Dans un monde de plus en plus connecté, le stress numérique et la fatigue informationnelle touchent un grand nombre de salariés. La surcharge d’informations, combinée à une utilisation excessive des outils numériques, impacte la santé mentale et la productivité.
Qui ne s'est jamais senti épuisé face aux dizaines d'emails non lus qui inondent sa boîte mail, aux notifications incessantes qui ne vous sont pas toujours directement adressées ou aux réunions qui s'éternisent ? Entre les réunions en visio, les groupes de tchat et les e-mails de clients qui exigent une réponse rapide, il est parfois difficile de se concentrer au bureau.
Ce sentiment, partagé par de nombreux travailleurs du secteur tertiaire, a un nom. Il s'agit de la fatigue informationnelle au travail. Une étude réalisée en 2023 par l’Observatoire de l’infobésité a mis en lumière l’ampleur du stress numérique ressenti par les salariés face à la multiplication des outils de communication en ligne. Une nouvelle étude publiée en décembre par la Fondation Jean-Jaurès confirme une progression préoccupante du « stress numérique » chez les salariés.
La fatigue informationnelle : un excès de données à traiter
Les technologies de l’information se sont répandues dans de très nombreuses professions, et notamment dans la quasi-totalité des emplois du tertiaire (qui représentent aujourd’hui 77 % de l’emploi en France).
La fatigue informationnelle, également appelée « infobésité », désigne l’état d’épuisement mental provoqué par une surcharge d’informations. Ce phénomène est aggravé par la multiplication des outils numériques tels que les messageries instantanées, les courriels, et les plateformes de collaboration.
Les salariés sont aujourd'hui submergés par une masse d'informations provenant de multiples sources :
• Emails professionnels : souvent plusieurs dizaines, voire centaines, par jour.
• Messageries instantanées comme Linkedin, Slack ou WhatsApp, qui génèrent des notifications en continu.
• Réunions en visioconférence sur Zoom, Teams, Gmeet qui s'enchaînent sans laisser de pause.
• Flux d’actualités internes et externes : newsletters, rapports, alertes, etc.
Ce flot incessant complique la priorisation des tâches et engendre un sentiment d’épuisement cognitif. Le cerveau, constamment sollicité pour trier et analyser ces données, peine à se concentrer sur des activités à forte valeur ajoutée.

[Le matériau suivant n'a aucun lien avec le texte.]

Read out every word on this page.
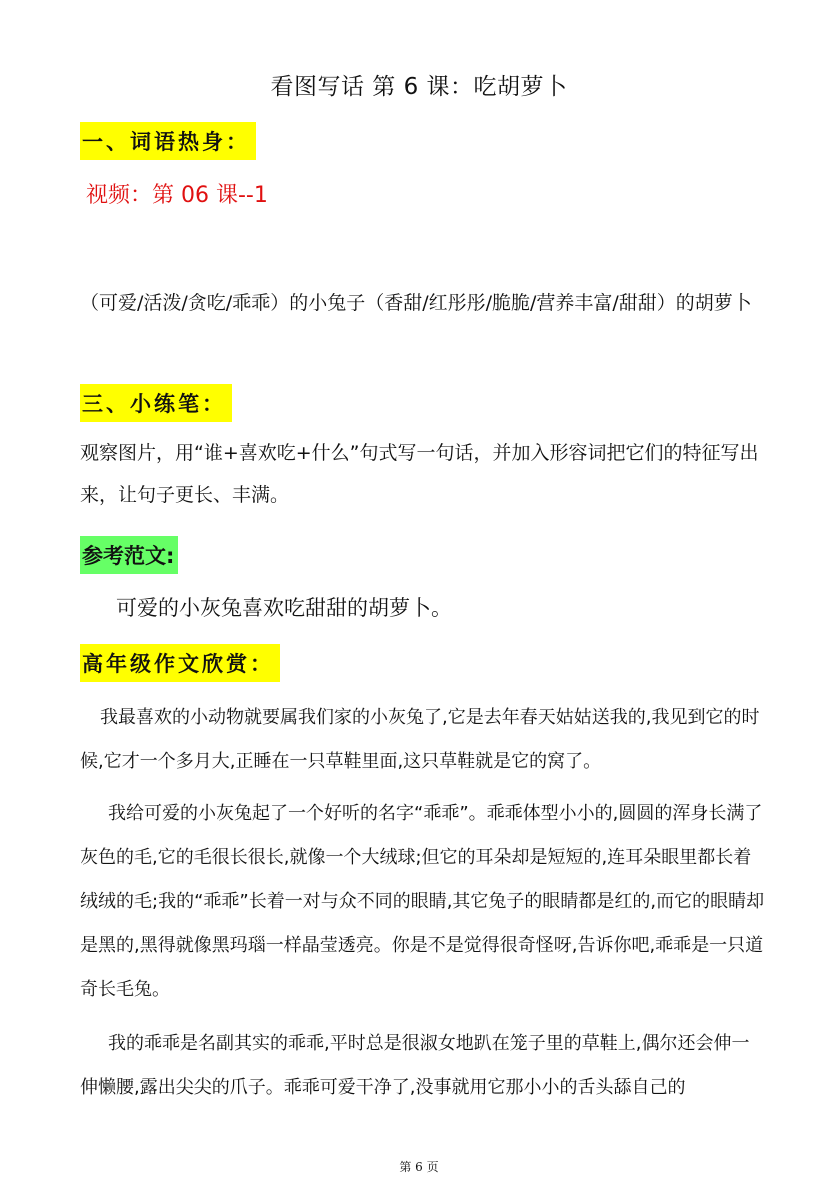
看图写话 第 6 课：吃胡萝卜
一、词语热身：
视频：第 06 课--1
（可爱/活泼/贪吃/乖乖）的小兔子（香甜/红彤彤/脆脆/营养丰富/甜甜）的胡萝卜
三、小练笔：
观察图片，用“谁+喜欢吃+什么”句式写一句话，并加入形容词把它们的特征写出来，让句子更长、丰满。
参考范文:
可爱的小灰兔喜欢吃甜甜的胡萝卜。
高年级作文欣赏：
我最喜欢的小动物就要属我们家的小灰兔了,它是去年春天姑姑送我的,我见到它的时候,它才一个多月大,正睡在一只草鞋里面,这只草鞋就是它的窝了。
我给可爱的小灰兔起了一个好听的名字“乖乖”。乖乖体型小小的,圆圆的浑身长满了灰色的毛,它的毛很长很长,就像一个大绒球;但它的耳朵却是短短的,连耳朵眼里都长着绒绒的毛;我的“乖乖”长着一对与众不同的眼睛,其它兔子的眼睛都是红的,而它的眼睛却是黑的,黑得就像黑玛瑙一样晶莹透亮。你是不是觉得很奇怪呀,告诉你吧,乖乖是一只道奇长毛兔。
我的乖乖是名副其实的乖乖,平时总是很淑女地趴在笼子里的草鞋上,偶尔还会伸一伸懒腰,露出尖尖的爪子。乖乖可爱干净了,没事就用它那小小的舌头舔自己的
第 6 页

Pire : ces outils, conçus à l'origine pour faciliter la communication entre collègues, conduisent à une perte d'efficacité. Le temps de « reconcentration » nécessaire après avoir été interrompu serait ainsi de l'ordre d'une heure trente, chaque jour.
L’email a été pensé comme un moyen de communication asynchrone. Dans les usages, il est en réalité devenu un outil de conversations instantanées. Les notifications, sur le bureau ou les smartphones, participent à l’hyper-réactivité. Les conséquences sont multiples : augmentation du bruit numérique lié aux croisements des réponses, baisse de la qualité conversationnelle, sentiment d’urgence permanent générant stress et anxiété.
Quelques chiffres révélateurs :
• Selon une étude de la Fondation Jean Jaurès réalisée en décembre 2024, environ 26 % des actifs français, soit 7,5 millions de personnes, se disent affectés par la fatigue informationnelle, une nouvelle forme de pénibilité au travail.
• Cette étude indique que les salariés reçoivent en moyenne 22 courriels par jour en moyenne et même 32 courriels par jour en moyenne pour ceux qui possèdent une boite mail professionnelle, ce chiffre est encore plus élevé pour les cadres dirigeants.
Les conséquences du stress numérique sur les salariés
Le stress numérique a des répercussions multiples sur la santé mentale et physique des salariés :
• Baisse de la productivité : les salariés passent un temps considérable à trier, lire, et répondre à des messages souvent non prioritaires. La surcharge d’informations conduit à des erreurs et ralentit l'exécution des tâches.
• Stress et anxiété : les salariés se sentent constamment sous pression pour répondre rapidement aux sollicitations.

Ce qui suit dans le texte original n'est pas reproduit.